Few soft-drinks have a more interesting and tragic backstory than Coca-Cola. The $74 billion dollar soft drinks company certainly has a very tumultuous and dark past.
Let’s rewind to the mid-1800’s, where it all begins with John Stith Pemberton, a promising 19 year-old who had a great interest in chemistry. In 1850 he got his Medical Degree and a few years later, married and started a family. Having specialised in chemistry, he soon opened his own drug-store in Columbus, Georgia. With his wife Ann, newborn son, Charles, and his own pharmacy, the likelihood of this Knoxville born Chemist inventing the world’s most consumed soft-drink ever, were very slim indeed.
Ten years later president Lincoln was elected President of the Not So United States. There were still many southern territories who had yet to become states, wanting to become a confederation of self-run sovereign states and were also in disagreement with Lincoln’s pledge to end slavery. When Lincoln was elected, seven slave states in the South seceded and formed a new nation, the Confederate States of America. As the Union Army descended on the South to dissolve the rebels, the confederate army held the 1200 mile line from Virginia to Missouri. Fighting for their own liberty and freedom whilst at the same time supporting slavery. John Pemberton enrolled in the Confederate army and quickly ascended to Lieutenant Colonel, perhaps thanks to his contacts as a Freemason.
After 4 years of fighting alongside the rebels, at the Battle of Columbus he was stabbed in the chest with a sabre.
Perhaps this was the catalyst to the invention of the popular drink we all know today.
Due to his injury, John Pemberton retired from the battle, bed-ridden and on morphine. Unfortunately he became addicted to the strong pain-killer and once again in his pharmacy, began experimenting with other drugs, attempting to find a cure for his morphine addiction. This led him onto Coca Wine, a French beverage combining wine and cocaine. He mixed the wine soaked coca leaves with Kola nuts and damiana flowers creating “Pemberton’s French Coca Wine.”
The drink became very popular among adults, but in 1885, due to the new temperance legislation in Atlanta, Pemberton was forced to make the beverage non-alcoholic, and replaced the wine with a sugar-syrup aiming to target the soda fountain market.

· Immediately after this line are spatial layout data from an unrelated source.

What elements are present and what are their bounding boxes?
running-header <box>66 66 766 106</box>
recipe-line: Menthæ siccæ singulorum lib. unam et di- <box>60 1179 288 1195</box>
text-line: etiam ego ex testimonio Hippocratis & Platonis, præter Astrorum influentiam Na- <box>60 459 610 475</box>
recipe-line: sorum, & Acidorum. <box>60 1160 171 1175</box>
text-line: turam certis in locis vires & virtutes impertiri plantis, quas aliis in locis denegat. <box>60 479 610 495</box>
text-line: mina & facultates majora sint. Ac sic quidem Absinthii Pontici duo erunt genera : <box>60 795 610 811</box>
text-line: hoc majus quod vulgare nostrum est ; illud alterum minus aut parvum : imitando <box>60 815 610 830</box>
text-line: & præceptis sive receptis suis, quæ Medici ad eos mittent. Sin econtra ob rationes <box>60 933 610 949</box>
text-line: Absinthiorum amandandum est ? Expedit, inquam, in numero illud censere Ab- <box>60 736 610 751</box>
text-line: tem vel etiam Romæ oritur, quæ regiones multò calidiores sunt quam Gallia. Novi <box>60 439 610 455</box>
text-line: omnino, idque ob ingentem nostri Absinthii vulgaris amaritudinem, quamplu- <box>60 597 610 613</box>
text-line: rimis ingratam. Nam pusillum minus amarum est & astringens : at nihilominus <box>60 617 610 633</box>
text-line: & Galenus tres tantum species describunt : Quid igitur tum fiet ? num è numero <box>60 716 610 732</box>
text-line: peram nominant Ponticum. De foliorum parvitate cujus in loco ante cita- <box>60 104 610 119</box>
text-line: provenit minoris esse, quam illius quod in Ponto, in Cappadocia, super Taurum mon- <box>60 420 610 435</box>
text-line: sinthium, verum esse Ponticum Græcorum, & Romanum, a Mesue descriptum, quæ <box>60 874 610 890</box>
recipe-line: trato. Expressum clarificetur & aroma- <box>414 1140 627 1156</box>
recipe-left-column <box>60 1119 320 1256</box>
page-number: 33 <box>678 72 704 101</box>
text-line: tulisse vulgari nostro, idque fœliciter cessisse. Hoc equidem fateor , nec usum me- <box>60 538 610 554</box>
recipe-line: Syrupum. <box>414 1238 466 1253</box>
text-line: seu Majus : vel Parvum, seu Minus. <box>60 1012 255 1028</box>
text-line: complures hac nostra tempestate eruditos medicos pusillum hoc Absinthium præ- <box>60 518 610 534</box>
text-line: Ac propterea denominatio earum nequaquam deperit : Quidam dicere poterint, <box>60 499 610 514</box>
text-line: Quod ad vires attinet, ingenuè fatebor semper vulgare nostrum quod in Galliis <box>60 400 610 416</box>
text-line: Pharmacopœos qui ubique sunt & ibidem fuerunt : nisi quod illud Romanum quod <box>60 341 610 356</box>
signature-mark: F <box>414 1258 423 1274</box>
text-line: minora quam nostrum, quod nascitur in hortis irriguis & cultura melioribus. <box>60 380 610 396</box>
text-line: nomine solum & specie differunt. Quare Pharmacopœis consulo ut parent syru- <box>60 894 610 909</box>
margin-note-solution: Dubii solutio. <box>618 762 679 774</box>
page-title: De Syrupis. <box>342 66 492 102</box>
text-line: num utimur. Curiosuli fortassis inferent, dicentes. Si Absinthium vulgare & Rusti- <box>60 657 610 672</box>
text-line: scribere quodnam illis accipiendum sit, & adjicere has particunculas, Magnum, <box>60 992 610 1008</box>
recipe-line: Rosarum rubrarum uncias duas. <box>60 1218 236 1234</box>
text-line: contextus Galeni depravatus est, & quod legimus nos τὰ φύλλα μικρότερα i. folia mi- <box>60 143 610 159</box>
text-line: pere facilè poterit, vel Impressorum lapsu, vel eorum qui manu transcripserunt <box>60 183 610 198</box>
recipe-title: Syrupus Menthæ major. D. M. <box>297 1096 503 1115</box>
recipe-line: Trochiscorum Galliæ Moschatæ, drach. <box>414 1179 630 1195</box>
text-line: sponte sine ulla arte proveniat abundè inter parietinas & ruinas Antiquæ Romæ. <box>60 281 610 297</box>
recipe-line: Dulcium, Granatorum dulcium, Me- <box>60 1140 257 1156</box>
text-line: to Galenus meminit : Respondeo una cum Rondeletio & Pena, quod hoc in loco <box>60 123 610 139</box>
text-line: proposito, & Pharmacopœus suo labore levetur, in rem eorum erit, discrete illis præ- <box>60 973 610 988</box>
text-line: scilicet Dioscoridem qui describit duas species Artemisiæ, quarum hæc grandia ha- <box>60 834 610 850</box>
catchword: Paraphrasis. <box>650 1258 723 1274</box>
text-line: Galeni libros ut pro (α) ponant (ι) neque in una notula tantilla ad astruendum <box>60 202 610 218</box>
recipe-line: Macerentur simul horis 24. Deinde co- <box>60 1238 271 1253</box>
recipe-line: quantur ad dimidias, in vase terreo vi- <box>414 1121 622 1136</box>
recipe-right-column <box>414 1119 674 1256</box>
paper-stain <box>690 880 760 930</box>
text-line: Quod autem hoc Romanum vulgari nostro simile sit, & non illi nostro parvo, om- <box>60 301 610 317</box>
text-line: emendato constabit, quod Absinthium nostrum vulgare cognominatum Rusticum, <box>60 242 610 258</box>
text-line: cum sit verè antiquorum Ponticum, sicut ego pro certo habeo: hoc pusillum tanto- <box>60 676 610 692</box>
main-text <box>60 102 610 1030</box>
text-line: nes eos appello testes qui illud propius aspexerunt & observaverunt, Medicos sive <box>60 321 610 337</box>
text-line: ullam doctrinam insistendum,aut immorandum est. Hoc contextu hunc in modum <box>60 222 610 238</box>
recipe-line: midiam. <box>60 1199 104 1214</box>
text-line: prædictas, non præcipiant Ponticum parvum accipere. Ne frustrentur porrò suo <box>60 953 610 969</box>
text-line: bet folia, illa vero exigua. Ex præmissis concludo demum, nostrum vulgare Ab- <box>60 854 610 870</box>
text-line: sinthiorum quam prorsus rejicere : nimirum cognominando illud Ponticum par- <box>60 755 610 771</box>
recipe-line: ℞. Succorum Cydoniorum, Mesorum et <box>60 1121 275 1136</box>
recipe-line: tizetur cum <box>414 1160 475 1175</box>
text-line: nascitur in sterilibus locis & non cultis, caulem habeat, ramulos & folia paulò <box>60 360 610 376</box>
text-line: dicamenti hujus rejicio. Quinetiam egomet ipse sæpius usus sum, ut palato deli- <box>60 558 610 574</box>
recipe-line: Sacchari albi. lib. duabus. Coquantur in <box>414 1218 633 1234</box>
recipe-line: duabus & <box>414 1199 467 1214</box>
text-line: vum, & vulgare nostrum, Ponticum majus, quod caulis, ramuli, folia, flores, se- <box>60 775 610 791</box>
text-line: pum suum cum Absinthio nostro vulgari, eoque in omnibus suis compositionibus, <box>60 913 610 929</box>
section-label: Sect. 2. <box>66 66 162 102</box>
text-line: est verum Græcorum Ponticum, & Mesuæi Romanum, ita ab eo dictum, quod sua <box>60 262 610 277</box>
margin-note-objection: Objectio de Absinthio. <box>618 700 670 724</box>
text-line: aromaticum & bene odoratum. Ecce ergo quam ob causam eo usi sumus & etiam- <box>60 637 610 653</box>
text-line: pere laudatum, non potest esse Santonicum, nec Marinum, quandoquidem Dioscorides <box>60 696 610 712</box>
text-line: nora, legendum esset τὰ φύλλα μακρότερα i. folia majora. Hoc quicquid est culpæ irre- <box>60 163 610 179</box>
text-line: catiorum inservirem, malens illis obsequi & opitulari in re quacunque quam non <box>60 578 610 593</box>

Pemberton’s marketer, Frank Mason Robinson suggested he call the Coca leaf and Kola nut infused beverage; Coca-Cola and the world’s most popular soft-drink was finally born.
The drug-infused drink certainly packed a punch, and they made sure to market this, with phrases like; “The Best Brain and Nerve Drink” and “A Most Wonderful invigorator of Genital Organs”. But it was still not the soft-drink we know today.
Soon the rampant abuse of cocaine was all over the papers, as the term “Cocaine Fiend” sprung up everywhere. Pemberton wanting to detach his brand from this association, once again altered his Brain Tonic, this time finding a way to remove the alkaloid ecgonine from the coca leaves, thus making them drug-free. To reach the final recipe for the Coca-Cola we all know today, he replaced the cocaine drug for caffeine, a much less potent and widely accepted energy drug.
The pharmacist’s beverage sky-rocketed. The product seemed to have a bright future. However Pemberton did not. He had never managed to cure his Morphine addiction and alongside the soft-drink endeavour it had all but left him bankrupt. He desperately started selling the rights to his formula, but kept one share for his son Charles. In 1888 John and Charles, in need of money, sold their final share for $1750. John Stitch Pemberton died of stomach cancer a few months later at the age of 57.
He was promptly followed by his son Charles, 6 years later who died due to an Opium addiction.
Today, the secret formula of Coca-Cola’s recipe is said to be one of the world’s best kept secrets. Although the vague “vegetable extracts” listed among the sparkling soft drink’s few ingredients are likely to still be the same Coca leaf and Kola nut extracts. But in this day and age, how does an American brand get their hands on 175’000 kilos of coca leaves?
Stepan Co. in New Jersey is Coca-Cola’s Chemical Processing Plant and the only company authorised by the U.S. to import the narcotic plant. Here over $200 million dollars worth of cocaine is extracted every year, and sold to medical companies for use in pain-killers.
The neutralized leaves are then ground up into the sugar-syrup base ready to be sent to the bottling plant where the remaining 90% of water is added.
Yes. Perhaps just as surprising as knowing that there is coca-leaf in every can, is knowing that 90% of that can of Coca-Cola is filtered tap water.
Which part of Coca-Cola’s dark past surprised you the most?